Giant Cross Survives Legal Battles

Down here, you don’t have to wait until Christmas time to see a giant, brightly lit display of Christian faith.

All year-round, a huge, white cross shines from the top of Table Rock, the landmark flat mountain that stands at Boise’s northeast tip. Even a full moon sometimes doesn’t seem to shine as brightly.

On rainy, foggy evenings, the cross appears as a mysterious white blur hanging over the city.

The 60-foot steel cross was erected in 1955 by the Jaycees, on land that was owned by the state Department of Corrections.
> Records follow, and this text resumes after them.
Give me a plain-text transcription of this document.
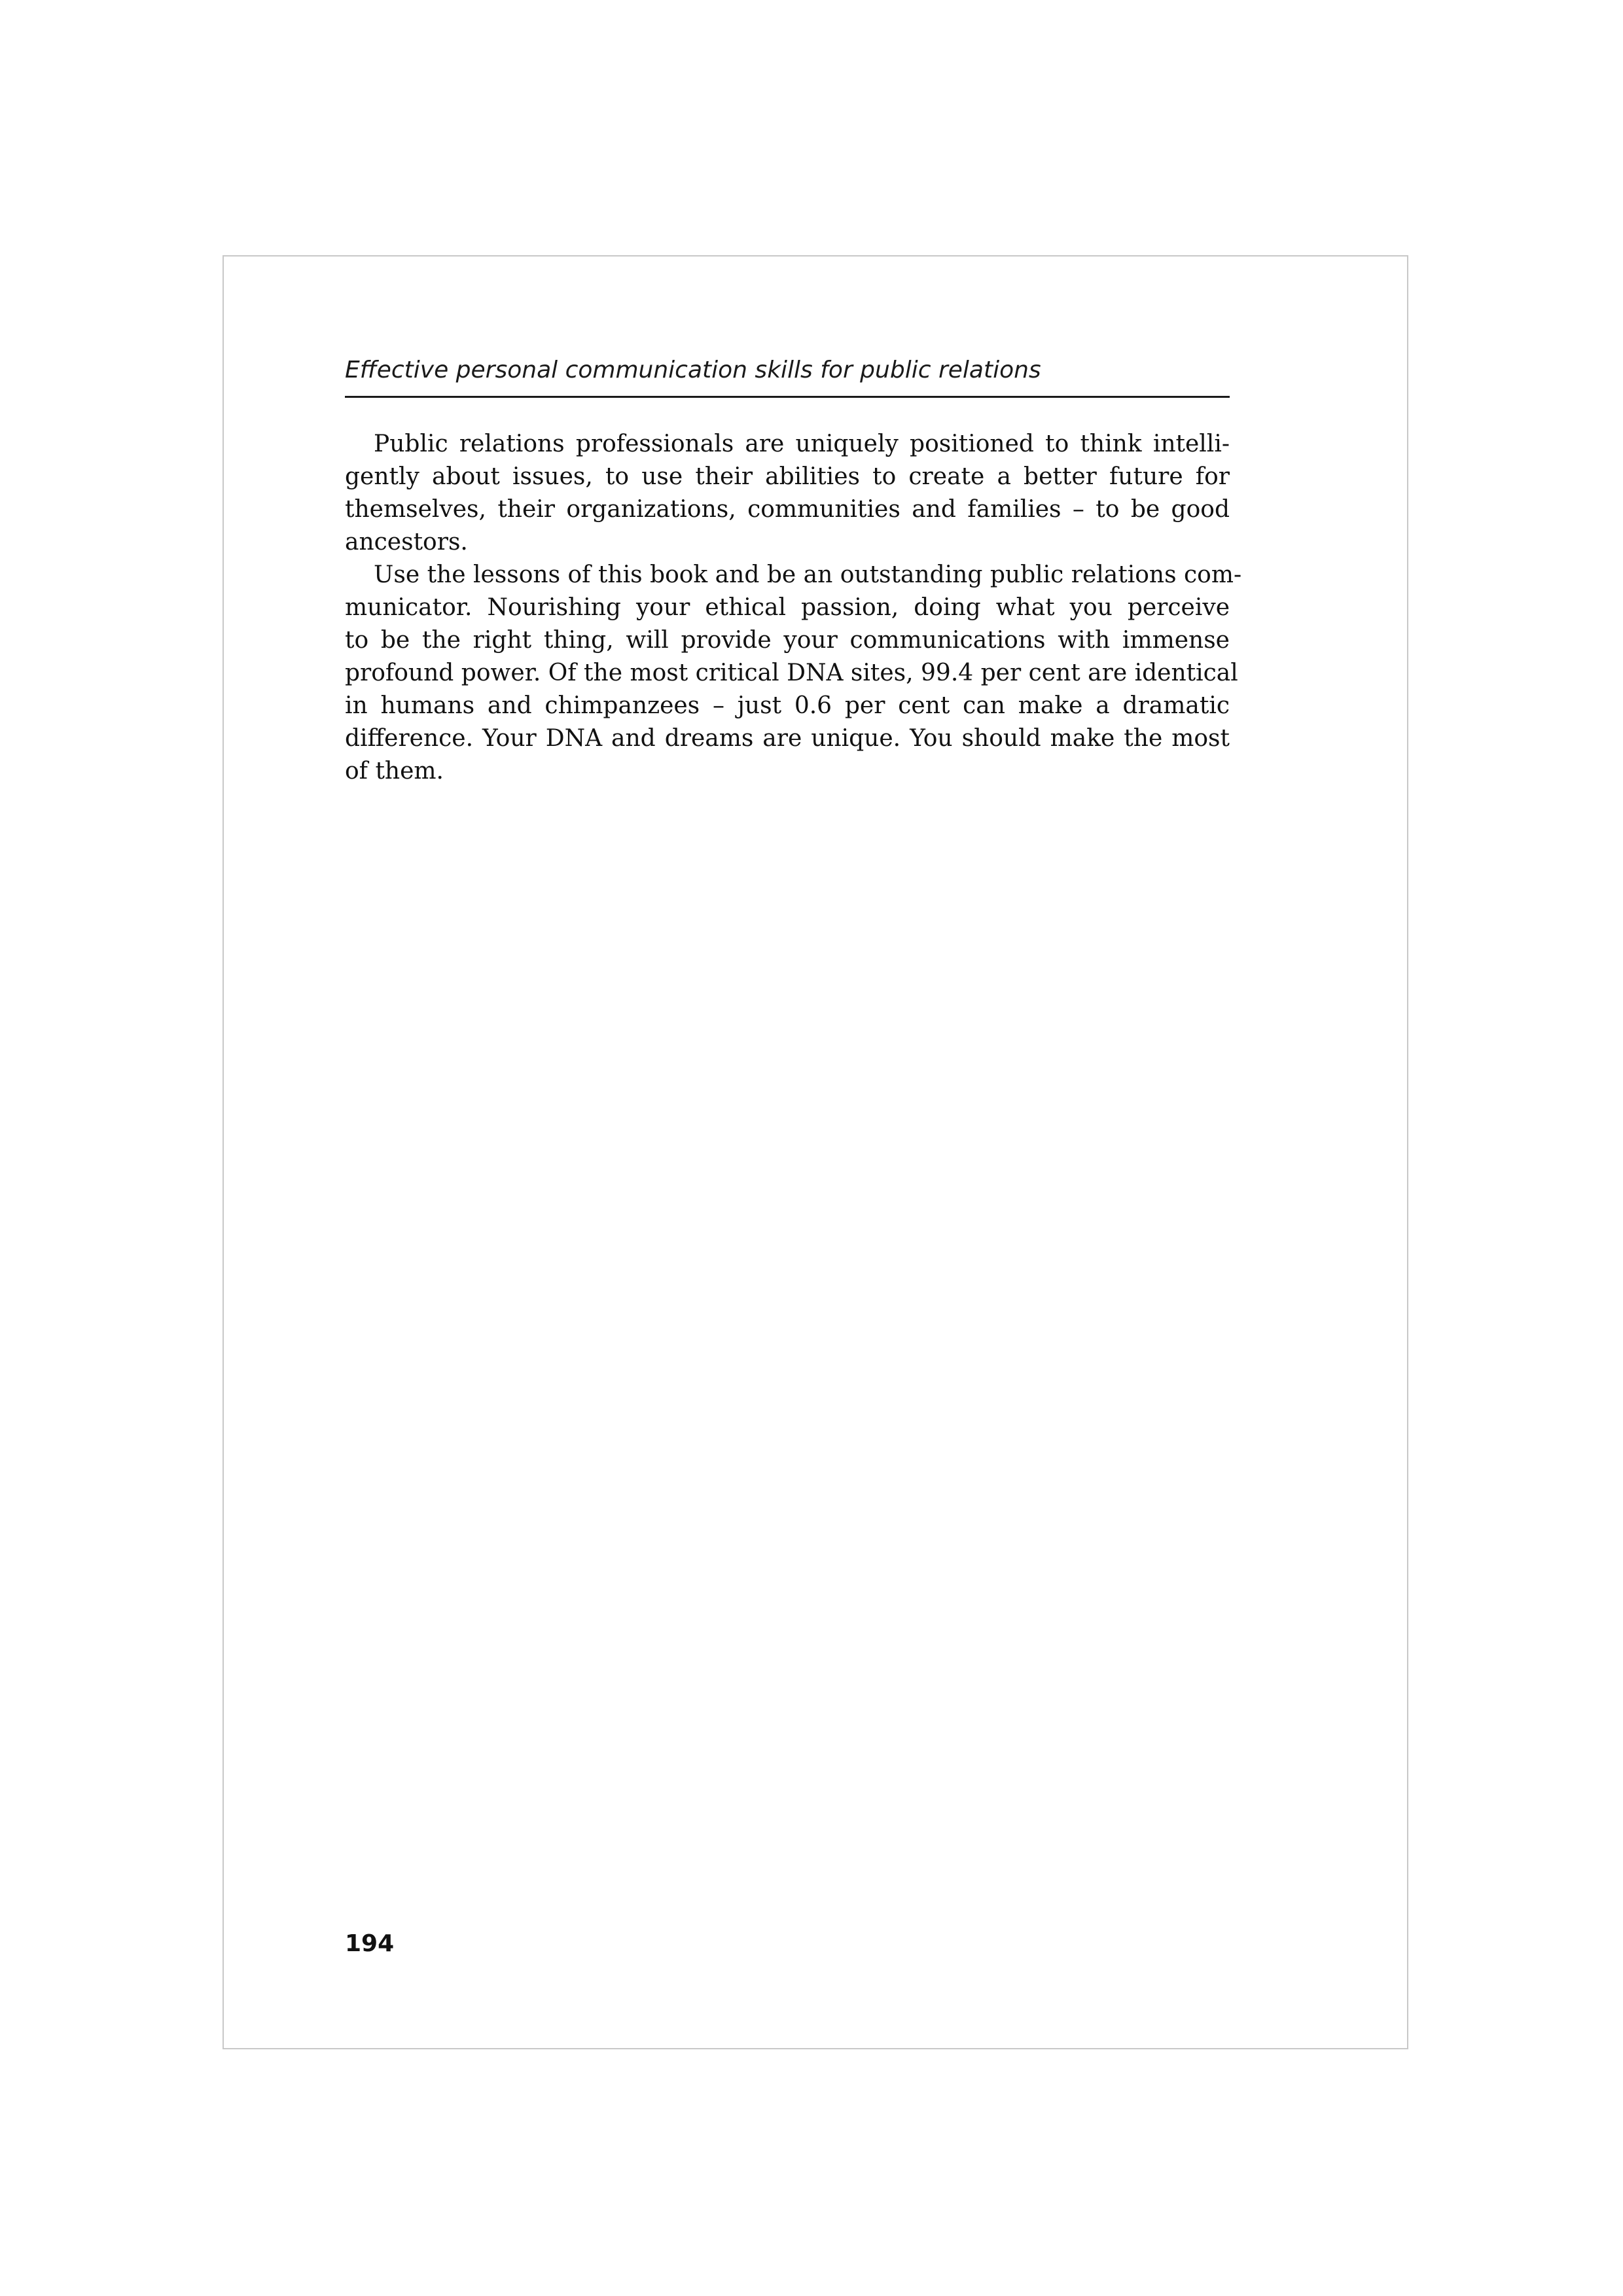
Effective personal communication skills for public relations
Public relations professionals are uniquely positioned to think intelli-
gently about issues, to use their abilities to create a better future for
themselves, their organizations, communities and families – to be good
ancestors.
Use the lessons of this book and be an outstanding public relations com-
municator. Nourishing your ethical passion, doing what you perceive
to be the right thing, will provide your communications with immense
profound power. Of the most critical DNA sites, 99.4 per cent are identical
in humans and chimpanzees – just 0.6 per cent can make a dramatic
difference. Your DNA and dreams are unique. You should make the most
of them.
194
No one gave a thought to the prominent display of a religious icon on state land until the early 1970s, when court decisions in other states said that was a no-no.

So in 1972, the Department of Lands held a public auction at which the Jaycees were the only bidder. They bought the 0.071 acre that’s home to the cross for $100.

The American Civil Liberties Union challenged the sale last year, prompting the state Legislature to adopt a resolution in support of the cross. The state Land Board rejected the challenge last January, and the ACLU came in for withering criticism from cross supporters.

So the cross is still there. It now stands amid a small forest of communications and radio towers, but it stands out every night. It’s the only one that lights up.

Get outta town

Normally, Idaho’s Legislature spends a few weeks getting acclimated in January. Then, by March, it’s in full stampede, with bills flying through (or getting trampled) so quickly some lawmakers don’t even know what the bills say.

Legislative leaders are hoping to change that this year by setting a deadline for Senate bills to go to the House, and vice versa. They’ve also set an ambitiously early closing date for the session - March 15.

“I’ve seen bills that are introduced and passed in the House and Senate in the last week of the session, and nobody even knows they’re coming,” said House Speaker Mike Simpson, R-Blackfoot. “I think that it will help prevent that.”

Under the new rule, all House bills must be sent to the Senate, and Senate bills to the House, by Feb. 26, the 50th day of the session. Exceptions will be granted with the agreement of leadership from both parties.

“Nobody thinks this is really an important idea now,” Simpson said. “But come the ninth week of the session, it’s amazing how many people will. You talk to other legislators and they say, ‘Why are we still voting on House bills? There’s not enough time for them to be considered in the Senate.”’

Simpson looked into what other states do, and many have rules to this effect. This year’s rule is just a “gentleman’s agreement,” but if it works out, it may be included in official legislative rules in the future, he said.

The Legislature already has a rule limiting most committees’ introduction of bills to the first 35 days of the session. But that’s had something of the opposite of its intended effect.

“Oftentimes, lobbyists hold off,” Simpson said. Early in the session when there are fewer bills being considered, each bill gets more attention. By waiting until the last-minute crush, lobbyists are better able to slip legislation through unnoticed.

But the new deadline will make that strategy risky, Simpson said. A bill that’s introduced at the last minute will have little chance of getting to the second house in time for the deadline.

Simpson said he hopes the new rule will make the Legislature more efficient. “That’s the whole goal. If it helps get us out of the session earlier, that’s fine, too.”

Each day the Legislature remains in session costs the state about $30,000.

“It’s not a matter of just doing it quickly,” Simpson said. “Moving the Legislature is like trying to get a locomotive going. It takes a lot of pushing to get it going to start with, then just about the time you get it going you’ve gotta put on the brakes to slow it down.”